I put a better V-brake on the front (some Tektro thing I had lying around for some reason), tidied up some cosmetic stuff and regreased the bearings. I've not had much truck with cheap cheap V-brakes (these were made of pressed steel(!)), but cheap cheap brakes in general are a no-go area for me anyway. I wanted something easy to adjust that wasn't too grabby. It worked well with the existing lever, which seems to have been aimed at little hands. The good thing about a fork with cantilever mounts is that you have a range of more or less powerful brakes to choose from, from cantilever up to extra-long V-brake.

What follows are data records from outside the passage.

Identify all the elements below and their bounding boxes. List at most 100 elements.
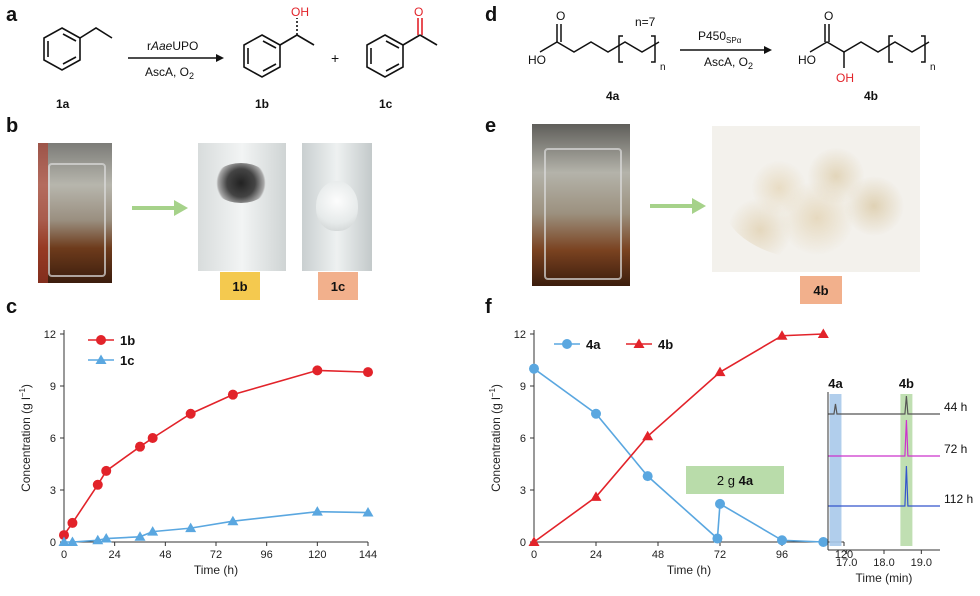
data-point-4a xyxy=(777,535,787,546)
panel-letter-d: d xyxy=(485,4,498,26)
inset-x-tick-label: 18.0 xyxy=(873,557,894,569)
y-tick-label: 0 xyxy=(520,537,526,549)
data-point-1c xyxy=(58,536,70,546)
legend-marker-1b xyxy=(96,335,106,345)
chart-f: 0 24 48 72 96 120 0 3 6 9 12 Time (h) Concentration … xyxy=(488,328,973,585)
compound-label-1b: 1b xyxy=(255,97,269,111)
label-box-4b: 4b xyxy=(800,276,842,304)
inset-x-tick-label: 19.0 xyxy=(911,557,932,569)
data-point-1b xyxy=(92,479,103,490)
y-tick-label: 9 xyxy=(50,381,56,393)
data-point-1c xyxy=(100,533,112,543)
oh-label-4b: OH xyxy=(836,71,854,85)
series-line-4a xyxy=(533,368,824,543)
panel-letter-c: c xyxy=(6,296,18,318)
n-equals-label: n=7 xyxy=(635,15,656,29)
x-tick-label: 96 xyxy=(776,549,788,561)
data-point-4b xyxy=(714,366,726,377)
data-point-4b xyxy=(590,491,602,501)
n-subscript-4b: n xyxy=(930,62,936,73)
label-box-1c: 1c xyxy=(318,272,358,300)
series-1b xyxy=(59,365,373,541)
vial-photo-1c xyxy=(302,143,372,271)
reaction-scheme-d: O HO n n=7 P450SPα AscA, O2 O HO OH n 4a… xyxy=(528,9,936,103)
data-point-4a xyxy=(529,363,539,374)
green-arrow-b xyxy=(132,200,188,216)
ho-label-4a: HO xyxy=(528,53,546,67)
reactor-photo-b xyxy=(38,143,112,283)
trace-72-h xyxy=(828,419,940,457)
o-label-1c: O xyxy=(414,5,423,19)
compound-label-4a: 4a xyxy=(606,89,620,103)
chart-c: 0 24 48 72 96 120 144 0 3 6 9 12 Time (h) Concentrati… xyxy=(18,329,377,577)
data-point-1b xyxy=(135,441,145,452)
x-tick-label: 120 xyxy=(308,549,326,561)
peak-label-4a: 4a xyxy=(828,376,843,391)
x-tick-label: 120 xyxy=(835,549,853,561)
legend-marker-4a xyxy=(562,339,572,349)
trace-label: 72 h xyxy=(944,442,967,456)
oh-label-1b: OH xyxy=(291,5,309,19)
data-point-1b xyxy=(101,465,112,476)
data-point-1c xyxy=(134,531,146,541)
data-point-1b xyxy=(185,408,196,419)
x-tick-label: 72 xyxy=(714,549,726,561)
y-axis-label: Concentration (g l−1) xyxy=(488,384,503,492)
ho-label-4b: HO xyxy=(798,53,816,67)
y-tick-label: 0 xyxy=(50,537,56,549)
conditions-label-a: AscA, O2 xyxy=(145,65,194,81)
y-tick-label: 12 xyxy=(514,329,526,341)
data-point-4a xyxy=(642,471,653,482)
plus-sign: + xyxy=(331,50,339,66)
x-tick-label: 0 xyxy=(531,549,537,561)
panel-letter-f: f xyxy=(485,296,492,318)
annotation-text: 2 g 4a xyxy=(717,473,754,488)
data-point-4b xyxy=(776,330,788,340)
o-label-4b: O xyxy=(824,9,833,23)
y-tick-label: 6 xyxy=(50,433,56,445)
data-point-1b xyxy=(227,389,238,400)
data-point-4b xyxy=(642,430,654,441)
data-point-1c xyxy=(227,515,239,526)
y-axis-label: Concentration (g l−1) xyxy=(18,384,33,492)
legend-label-4b: 4b xyxy=(658,337,673,352)
x-axis-label: Time (h) xyxy=(667,563,711,577)
label-box-1b: 1b xyxy=(220,272,260,300)
trace-112-h xyxy=(828,465,940,507)
legend-marker-4b xyxy=(633,338,645,348)
n-subscript-4a: n xyxy=(660,62,666,73)
trace-label: 44 h xyxy=(944,400,967,414)
y-tick-label: 9 xyxy=(520,381,526,393)
data-point-1b xyxy=(312,365,323,376)
series-4a xyxy=(529,363,829,547)
data-point-1b xyxy=(147,433,158,443)
product-photo-4b xyxy=(712,126,920,272)
x-axis-label: Time (h) xyxy=(194,563,238,577)
series-4b xyxy=(528,328,829,546)
data-point-1b xyxy=(59,530,69,541)
panel-letter-b: b xyxy=(6,115,19,137)
enzyme-label-a: rAaeUPO xyxy=(147,39,198,53)
data-point-4b xyxy=(528,536,540,546)
data-point-4a xyxy=(715,498,725,509)
panel-letter-a: a xyxy=(6,4,18,26)
data-point-1c xyxy=(311,506,323,516)
o-label-4a: O xyxy=(556,9,565,23)
conditions-label-d: AscA, O2 xyxy=(704,55,753,71)
panel-letter-e: e xyxy=(485,115,497,137)
data-point-4a xyxy=(591,408,601,419)
inset-x-tick-label: 17.0 xyxy=(836,557,857,569)
inset-x-axis-label: Time (min) xyxy=(856,571,913,585)
compound-label-1c: 1c xyxy=(379,97,393,111)
legend-label-4a: 4a xyxy=(586,337,601,352)
data-point-1b xyxy=(363,367,373,378)
y-tick-label: 3 xyxy=(50,485,56,497)
data-point-4a xyxy=(818,537,829,547)
series-line-4b xyxy=(533,333,824,543)
peak-band-4a xyxy=(829,394,842,546)
data-point-1c xyxy=(66,536,78,546)
series-line-1c xyxy=(64,510,369,543)
x-tick-label: 48 xyxy=(652,549,664,561)
inset-chromatogram: 4a 4b 44 h 72 h 112 h 17.0 18.0 19.0 Time (min) xyxy=(827,376,973,585)
trace-44-h xyxy=(828,395,940,415)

We picked up some semi-slick tyres for reasonable money too (made by Cheng Shin, as I recall). The theory there is that they should last better than the knobbly kind and roll and grip a bit better. They were also slightly smaller, which means slightly lower stepover (good) and slightly lower gearing (also good).

Gearing is an interesting one. I took up track cycling about a year ago and this may have coloured my perspective a bit, because track cyclists talk an awful lot about gearing. Talking about what gear you're on is the rough equivalent of talking about the weather or something. I'm leaning to the view that it's important for kids too. In particular, I think lower gearing is a good thing for little kids (they'll struggle less on hills at the cost of going slightly slower on the flat). It's easy peasy to change the sprocket on a coaster brake hub too (although has a couple of helpful hints I wasn't aware of), so I think I'll scare up a bigger rear sprocket and see how it goes.

It's been a good step up; our daughter's done pretty well picking up some new skills (like dealing with a higher saddle and using a hand-operated brake). In some ways I'd rather do away with the coaster brake (it makes starting off harder than it has to be) but it's what she's familiar with from her old bike, so it's a good transition. She's ridden it to school, both solo (and supervised) and attached to mum's bike (in which capacity it works better than her old 12"). Her little brother insisted on riding it back home. Who said pink's only for girls?